Without emissions cuts, the world's oceans could become 150 percent more acidic by the end of the century, according to a new report



Photo by Stepheye, courtesy Flickr

Ocean acidification is likely to threaten the world's fisheries without sharp cuts to carbon dioxide emissions produced by human activities, the U.N. Environment Programme said Friday.

As CO2 emissions have risen, largely from the world's increasing appetite for burning fossil fuels, oceans have absorbed more and more of the greenhouse gas. That has shifted the chemistry of the seas, which are now 30 percent more acidic than they were before the start of the Industrial Revolution.

Scientists say that, without emissions cuts, the world's oceans could become 150 percent more acidic by the end of the century -- a rate of change that "has not been experienced for around 65 million years, since the dinosaurs became extinct," the UNEP report says.
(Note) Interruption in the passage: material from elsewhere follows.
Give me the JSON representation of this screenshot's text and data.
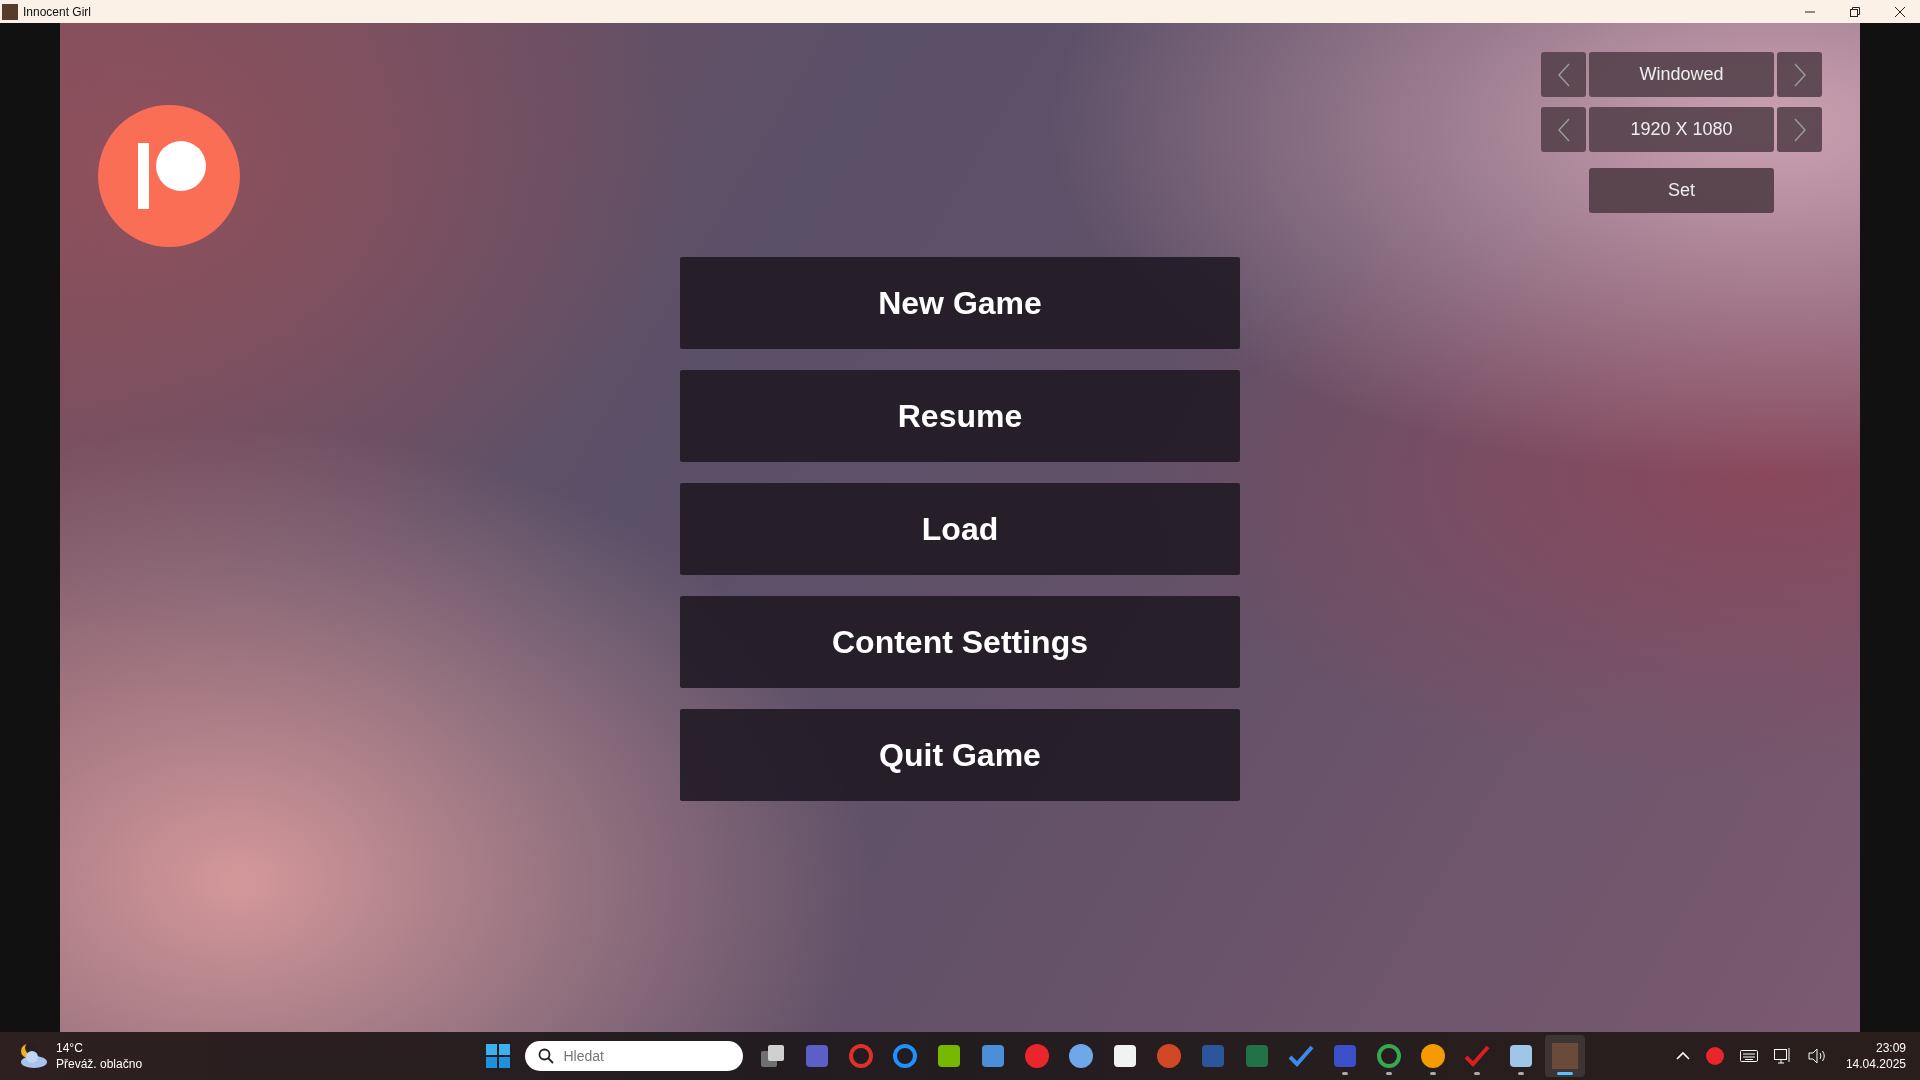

It warns that shifting ocean chemistry could have a "considerable influence" on the world's marine life, including fisheries that supply the primary source of protein for more than 1 billion people worldwide.

"Although studies about the effects of ocean acidification on marine resources are comparatively new, early results indicate there is no room for complacency," the UNEP analysis says.

Studies show that more acidic water is harmful to sea creatures like oysters, corals, plankton and shellfish that grow hard shells made of a chalky mineral called calcium carbonate. If ocean water becomes too acidic, it can begin dissolving those shells, sometimes faster than creatures can rebuild them.

That's likely to send ripples up the food chain. Tiny swimming snails called pteropods, for example, appear to be particularly sensitive to ocean acidification, the report says. They are also an important food source for herring, salmon, whales and seabirds.

The UNEP study also highlights recent research that suggests young clownfish -- made famous in the Pixar movie "Finding Nemo" -- may find their ability to navigate the ocean degraded because higher CO2 levels affect the development of a special ear bone called an otolith that helps fish remain upright and sense motion. The young fishes' sense of smell may also be affected by acidification, changing the way they behave around predators.

Still, the UNEP study notes that the effects of ocean acidification aren't uniform. Some plankton species are more resistant to harm from higher CO2 levels, for example.

Still, UNEP Executive Director Achim Steiner said the new report was "yet another red flag being raised" about the growth of greenhouse gas emissions.

Ocean acidification, he said, "is a new and emerging piece in the scientific jigsaw puzzle, but one that is triggering rising concern."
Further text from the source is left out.